Buying a used iPod touch is an appealing idea for the thrifty tech enthusiast. It promises to deliver a powerful and fun gadget while also saving money. But is it worth it? A lower price isn’t necessarily a good thing if it means you’re getting a device with problems. If you’re considering buying a used iPod touch, follow these tips to make sure you get a good deal.
Don’t Buy Anything Older Than One Generation Back
The world of technology moves fast — so fast that even a low price isn’t a good reason to buy an iPod touch that’s too old. The current (and final version) iPod touch is the 6th generation. The 5th generation was released in 2012, while the 4th generation model was released in 2010, the same year as the iPhone 4. Just as it wouldn’t make any sense to buy an iPhone 4 these days as it’s just too old, the same is true for the iPod touch.
When the iPod Touch was still being manufactured, Apple updated the device much more slowly than the iPhone, so the gap in terms of features, speed, and storage capacity between each model is much bigger than between iPhone models.
Buying more than one generation back could save you extra money, but it also means that the touch you buy will be less powerful, less useful, less fun, and more likely to start encountering hardware problems and software incompatibility sooner.
What to Look For with a Used iPod Touch
Here are some details to look out for when you’re buying a used iPod touch to make sure you aren’t a penny wise but a pound foolish.

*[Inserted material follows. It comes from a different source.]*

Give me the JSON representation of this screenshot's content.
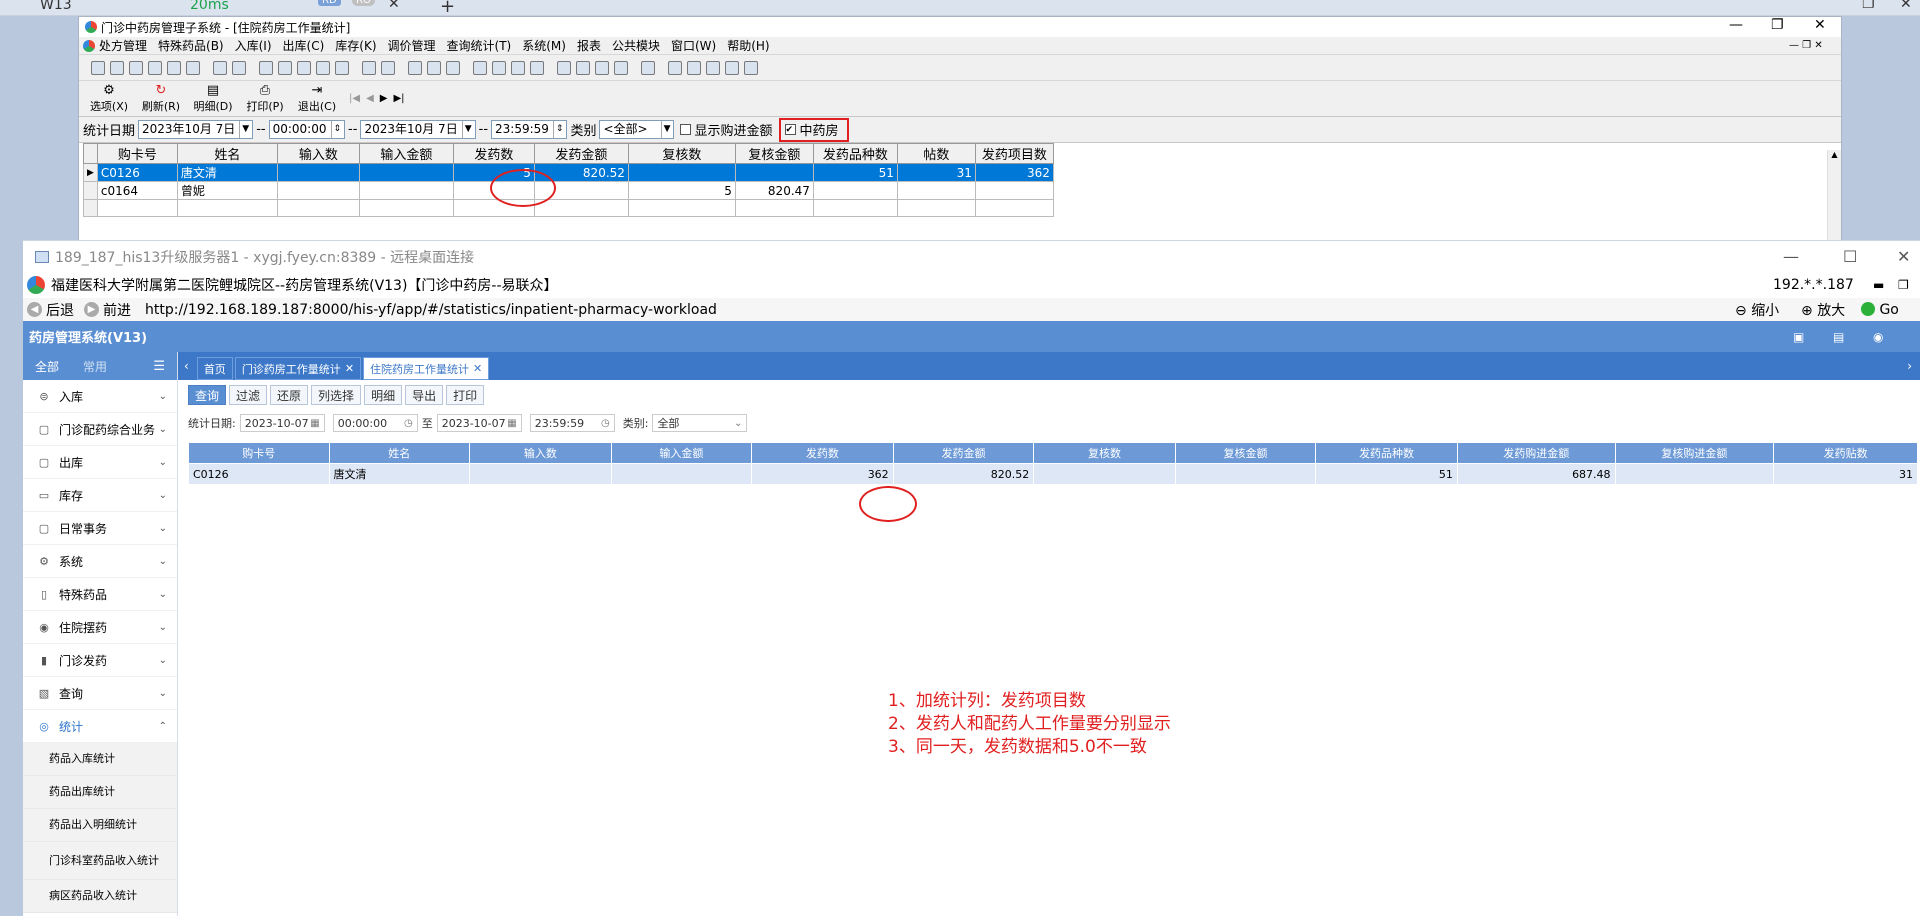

- Features: The gap in features between one generation touch and the next can be huge. When shopping for a used iPod touch, make sure that you understand what features the model you’re considering has and which ones it lacks compared to the latest version. It may not be worth it to save a few dollars if you lose cool, new features.
- Seller’s Reputation: Checking out a seller’s reputation is a good way to ensure you don’t get scammed. Sites like eBay and Amazon make it easy to see how other people who have bought from that seller have liked their transaction. If you’re buying for a company, do a web search for complaints about it.
- Battery: The battery on an iPod touch will last a few years if treated well. After that, battery life starts to decline and you’ll have to pay for a battery replacement. Ask if the seller is willing to certify or replace the battery with a fresh one (something repair shops can do) before you buy. Otherwise, you may end up paying extra for your “cheap” iPod touch sooner than you expected.
- Screen: With its touchscreen interface, the condition of a used iPod touch’s screen is key. If it hasn’t been kept in a case, the screen may be scratched, which can interfere with watching a video, playing games, or browsing the web. Get a look at the screen of the used iPod touch you’re considering, even if it’s just a photo.
- Capacity: Lower prices are appealing, but you should always buy as much storage capacity as you can afford. You’ll fill it with music, videos, apps, and photos. Don’t buy anything smaller than a 32 GB model; the iOS takes up so much space that models with less storage don’t leave much room for your data.
- Warranty: If you can get a used touch with a warranty — even an extended warranty you pay extra for — do it. You can’t get this from an individual selling their old iPod, but if you’re buying it from a company, you may be able to get one. Spending the extra money now could save on repair costs later.
Where to Buy a Used iPod touch
If a used iPod touch is right for you, you’ve got a lot of options for where to buy it:
- Apple: Apple sells refurbished iPod touches at the online Apple Store. Expect to save a few bucks and have the experts making sure the device works properly. Even better: refurbished Apple products usually include a limited warranty. Not a bad combo.
- Used Electronics Retailers: Companies like NextWorth and Gazelle buy and sell used iPods (and iPhones and other devices). With a thorough inspection process, you can feel confident that you’re getting a dependable device. Check out a comparison of these reputable companies.
- iPod resellers: A handful of companies that sell new models also sell used iPod touches (often at prices close to Apple’s). Check out sites like PowerMax if you want to go this route.
- eBay/Craigslist/Amazon: eBay, Craigslist, and Amazon are great places to find bargains online, but beware. Always buy from an established company or seller with a good reputation to avoid trouble.